Error in vgg_preprocess?


(Peggy) #1

Doesn’t Theano store images in (channel, row, col) order? vgg_preprocess(x) returns x[:,::-1] to reverse rgb -> bgr. Shouldn’t it instead return x[::-1,:,:]? Am I missing something here?
Thanks for your help.
P


(Jeremy Howard) #2

I seem to remember seeing an error like that in one of the notebooks at some point - so yes, possibly you found a mistake. Where did you see this?


(Utkarsh) #3

This part is present in vgg16.py file. Inside there is a vgg_preprocess(x) function which does the conversion.


(Peggy) #4

Hi, Jeremy.
Thanks very much for your quick response. As Utkarsh remarked, this is in vgg16.py in the vgg_preprocess(x) function.
Thanks very much to both you and Rachel for these wonderful resources! They are very helpful.
With best regards,
Peggy


(Peggy) #5

Hi, Jeremy.
It’s also in vgg_preprocess(x) in vgg16bn.py.
Thank you.
P


(Christina Young) #6

If anyone’s interested, here is the Tensorflow counterpart (channels last):

vgg_mean = np.array([123.68, 116.779, 103.939], dtype=np.float32).reshape((1,1,3)) # This one for Tensorflow

def vgg_preprocess(x):
    x = x - img_mean
    return x[:,:,::-1] # reverse axis rgb->bgr # This one for Tensorflow (channels last)

(Armin) #7

Hijacking the topic, why do we always use this mean and not the mean of the dataset we’re actually working on?


(Christina Young) #8

It’s the mean of the dataset that you’re working with – if you’re training a network from scratch. Since we use pre-trained imagenet weights for many of our image classification problems using VGG, Resnet, etc we need to use the same mean they trained with.


#9

So, for these 3 values, 123.68, 116.779, 103.939, my understanding is for R G B instead of B G R, right?


#10

In your tensorflow function of vgg_preprocess(x), the return line should be
return x[:,:,:,::-1].

You miss one dimension.


(Rob Forgione) #11

Yeah, this was tripping me up too.

Interestingly, when I made this change, the performance of my network didn’t change much. Not sure why this is, but my guess is that it’s because the green value remains the same in both orderings, and the other two only change intensities by ~20 (on a scale of 0-255, this is a change of ~8%). Basically, since the means are all on roughly the same scale to begin with, flipping their order doesn’t seem to shake things up that much.

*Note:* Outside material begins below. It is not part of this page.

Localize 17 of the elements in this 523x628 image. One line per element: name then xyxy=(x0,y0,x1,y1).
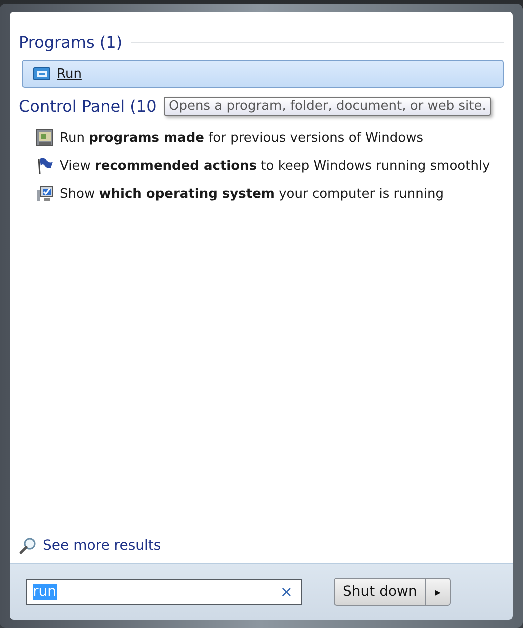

This is just a hypothesis based on intuition, but I’d love to get the opinion of someone with a bit more knowledge!


(Christina Young) #12

Interesting… when I add the extra dimension, I get a “too many indices for array” error. But I was doing it outside of the function vgg_preprocess()…


#13

I believe so. We subtract the means before reordering the indices, so 123.68 – > R, 116.779 --> G, 103.939 --> B


#15

HI, I also think the vgg_preprocess(x) should return [::-1,::], but after I changed the fuction, the performance of the vgg_net was actually getting worse. I don’t understand what’s going on there. Did you meet the same problem?


#16

why there are four dimsions here? x[:,:,:,::-1], In the vgg_preprocess fuction, vgg_mean that we use only has three dimension. Is it possible to subtract it if they have differeant dimeansion?
vgg_mean = np.array([123.68, 116.779, 103.939], dtype=np.float32).reshape((3,1,1))


(kab) #17

Hi, can you share your whole modified vgg16.py to work with Tensorflow instead of Theano? I made the change you suggested, but am running into dimension errors. Did you change all the dimensions to (224,224,3) in the rest of the code also?